The score table should show every factor with score, a one-sentence rationale, and an evidence label.
Compact rationale style:
Context: 4 — Direct evidence. The product stores governed workflow state and customer records used in daily operations.
Wrapper risk test: 2 — Inference. Most customer-visible value appears reproducible with commodity models and ordinary UX.
For comparison mode, score each target individually, rank by total score, add a comparison block with ranked_targets, relative_summary, and key_differences, and keep the same evidence standard and time window for all targets.
For re-score mode, identify what changed, note which factor scores moved and why, and distinguish changed evidence from unchanged prior assumptions. For memo stress-test mode, evaluate the memo's claims against external evidence when available, state where the memo overstates moat or misses risk, and do not treat the memo's framing as proof.
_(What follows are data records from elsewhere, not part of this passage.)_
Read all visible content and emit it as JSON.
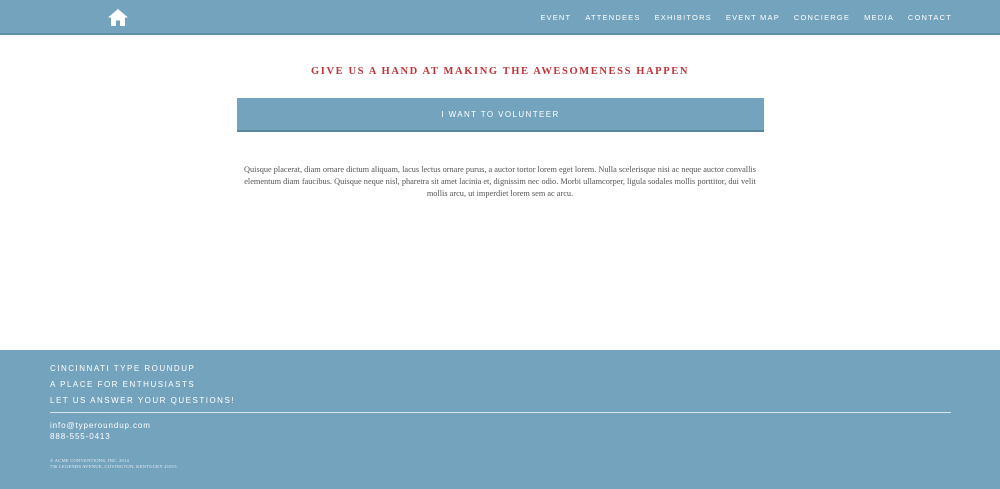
{
  "header": {
    "home_icon": "home-icon",
    "nav_items": [
      {
        "label": "EVENT"
      },
      {
        "label": "ATTENDEES"
      },
      {
        "label": "EXHIBITORS"
      },
      {
        "label": "EVENT MAP"
      },
      {
        "label": "CONCIERGE"
      },
      {
        "label": "MEDIA"
      },
      {
        "label": "CONTACT"
      }
    ]
  },
  "main": {
    "headline": "GIVE US A HAND AT MAKING THE AWESOMENESS HAPPEN",
    "volunteer_button": "I WANT TO VOLUNTEER",
    "body_text": "Quisque placerat, diam ornare dictum aliquam, lacus lectus ornare purus, a auctor tortor lorem eget lorem. Nulla scelerisque nisi ac neque auctor convallis elementum diam faucibus. Quisque neque nisl, pharetra sit amet lacinia et, dignissim nec odio. Morbi ullamcorper, ligula sodales mollis porttitor, dui velit mollis arcu, ut imperdiet lorem sem ac arcu."
  },
  "footer": {
    "line1": "CINCINNATI TYPE ROUNDUP",
    "line2": "A PLACE FOR ENTHUSIASTS",
    "line3": "LET US ANSWER YOUR QUESTIONS!",
    "email": "info@typeroundup.com",
    "phone": "888-555-0413",
    "copyright1": "© ACME CONVENTIONS, INC. 2014",
    "copyright2": "736 LEGENDS AVENUE, COVINGTON, KENTUCKY 41015"
  },
  "colors": {
    "brand_blue": "#74a3bd",
    "accent_red": "#c0343a"
  }
}
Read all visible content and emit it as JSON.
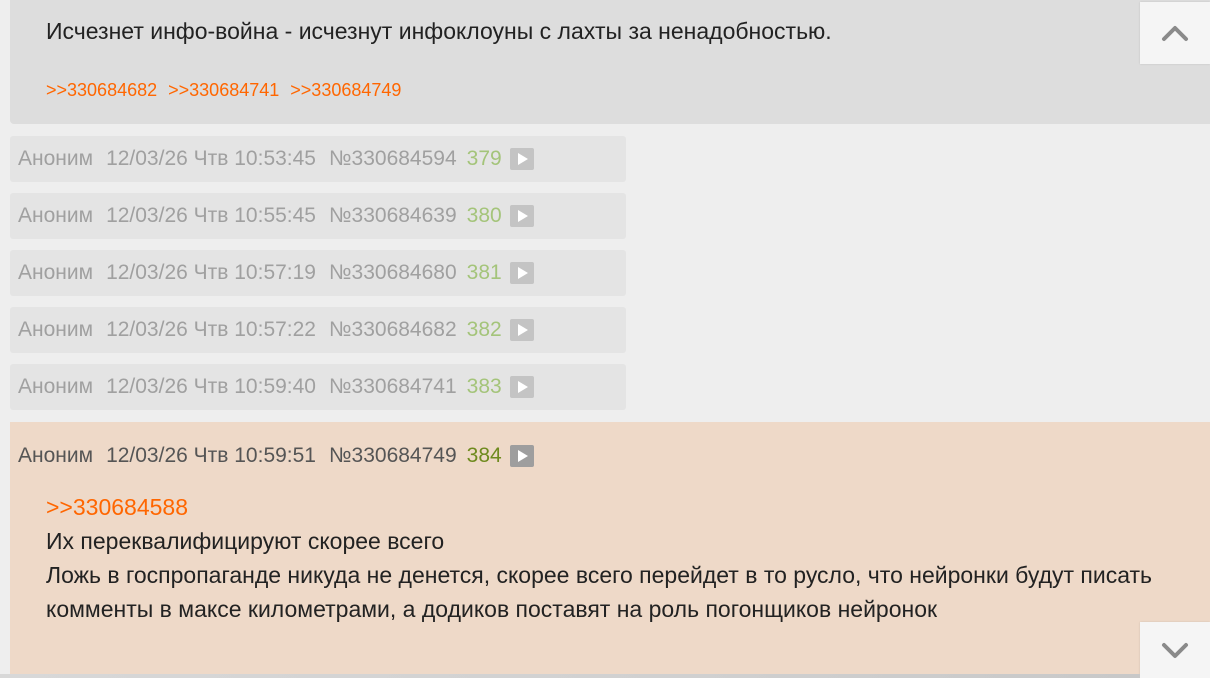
{
  "top_post": {
    "text": "Исчезнет инфо-война - исчезнут инфоклоуны с лахты за ненадобностью.",
    "replies": [
      ">>330684682",
      ">>330684741",
      ">>330684749"
    ]
  },
  "collapsed_posts": [
    {
      "name": "Аноним",
      "date": "12/03/26 Чтв 10:53:45",
      "number": "№330684594",
      "index": "379"
    },
    {
      "name": "Аноним",
      "date": "12/03/26 Чтв 10:55:45",
      "number": "№330684639",
      "index": "380"
    },
    {
      "name": "Аноним",
      "date": "12/03/26 Чтв 10:57:19",
      "number": "№330684680",
      "index": "381"
    },
    {
      "name": "Аноним",
      "date": "12/03/26 Чтв 10:57:22",
      "number": "№330684682",
      "index": "382"
    },
    {
      "name": "Аноним",
      "date": "12/03/26 Чтв 10:59:40",
      "number": "№330684741",
      "index": "383"
    }
  ],
  "main_post": {
    "name": "Аноним",
    "date": "12/03/26 Чтв 10:59:51",
    "number": "№330684749",
    "index": "384",
    "quote": ">>330684588",
    "lines": [
      "Их переквалифицируют скорее всего",
      "Ложь в госпропаганде никуда не денется, скорее всего перейдет в то русло, что нейронки будут писать комменты в максе километрами, а додиков поставят на роль погонщиков нейронок"
    ]
  },
  "icons": {
    "scroll_up": "chevron-up-icon",
    "scroll_down": "chevron-down-icon",
    "expand": "play-icon"
  },
  "colors": {
    "reply_link": "#ff6600",
    "highlight_bg": "#eed9c8",
    "post_index": "#a4c47a"
  }
}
For ranked-list mode, evaluate each target with the same rubric, then present the ranking as a compact portfolio screen rather than collapsing everything into one blended narrative.
Edge Cases
- If the user provides only a target name, infer the rest from current research and state the inferred buyer, user, and workflow.
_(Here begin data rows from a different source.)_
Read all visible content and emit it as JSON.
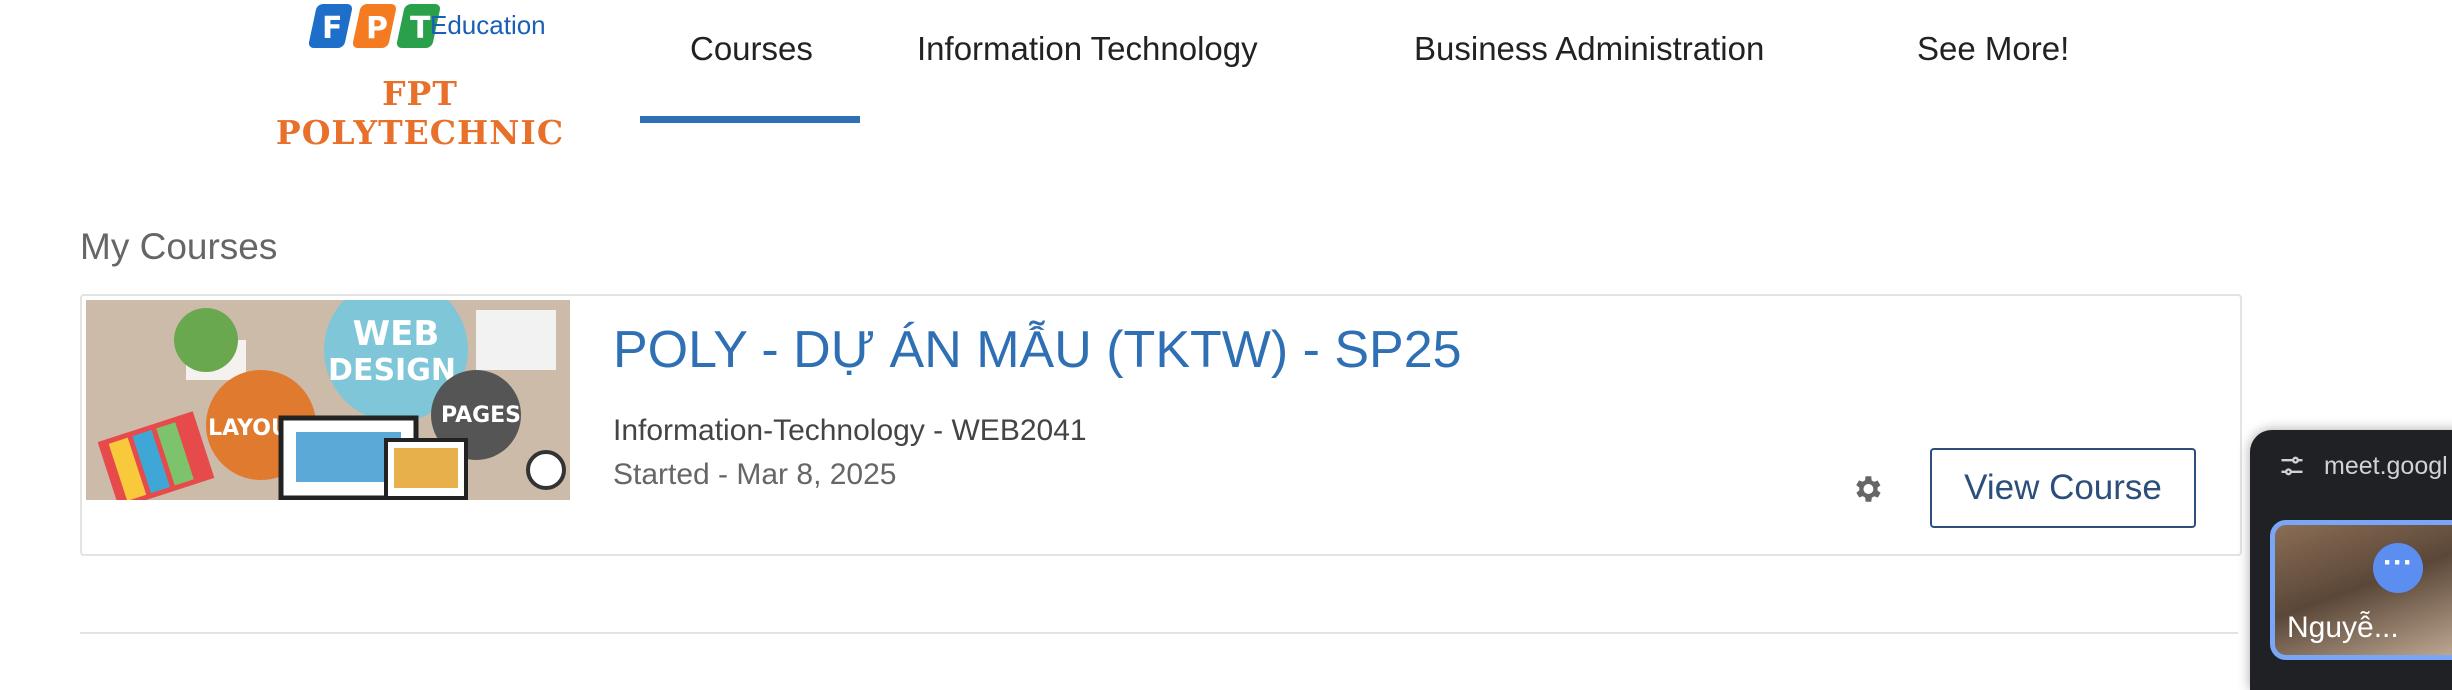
{
  "logo": {
    "letters": [
      "F",
      "P",
      "T"
    ],
    "education": "Education",
    "wordmark": "FPT POLYTECHNIC",
    "colors": {
      "f": "#1d6fc9",
      "p": "#f47b20",
      "t": "#2aa04a",
      "wordmark": "#e8702a"
    }
  },
  "nav": {
    "items": [
      {
        "label": "Courses",
        "active": true
      },
      {
        "label": "Information Technology",
        "active": false
      },
      {
        "label": "Business Administration",
        "active": false
      },
      {
        "label": "See More!",
        "active": false
      }
    ]
  },
  "main": {
    "section_title": "My Courses",
    "course": {
      "thumbnail": {
        "words": [
          "WEB",
          "DESIGN",
          "LAYOUT",
          "PAGES"
        ]
      },
      "title": "POLY - DỰ ÁN MẪU (TKTW) - SP25",
      "subtitle": "Information-Technology - WEB2041",
      "started": "Started - Mar 8, 2025",
      "settings_icon": "gear-icon",
      "view_button": "View Course"
    }
  },
  "meet": {
    "url": "meet.googl",
    "participant": "Nguyễ...",
    "more_icon": "more-horizontal-icon",
    "tune_icon": "tune-icon"
  },
  "colors": {
    "accent": "#2f6fb3",
    "button_border": "#2b4f7a",
    "meet_bg": "#202124"
  }
}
- If the user provides only a category, assess the category's typical resilience pattern, name the likely durable and exposed layers, and be explicit that the result is category-level rather than company-specific.
- If the user provides only artifacts, assess the thesis conservatively and identify which missing facts would most change the result.
- If public evidence is thin, return a tentative quadrant, partial scores where needed, low confidence, and the top unknowns.
- If comparison targets span different categories, normalize the scoring method and explain category effects separately from execution quality.
- If a company uses AI internally but sells durable non-AI value, do not penalize it for not branding itself as an AI company.
- If a company has strong taste, brand, or community but weak workflow embed, explain the premium-niche path explicitly instead of forcing a workflow-centric conclusion.
- If a recent launch is doing most of the narrative work, separate the resilience of the underlying business from the resilience of the new AI feature set.
- If no file format is specified for the chart artifact, default to SVG.
- If the visual would contain many targets, keep the chart readable first; shorten labels, move labels into external lanes, or return ranked labels outside the plot rather than cluttering the quadrant.
Example Requests
Evaluate Datadog for resilience to AI disruption.
Compare Clio, Notion, and Figma using the AI resilience rubric.
Compare Clio, Notion, and Figma using the AI resilience rubric for slide-ready review.
Score this investor memo and tell me whether the moat is real.
Reassess this company after its new agent product launch.
Rank these six startups by AI resilience.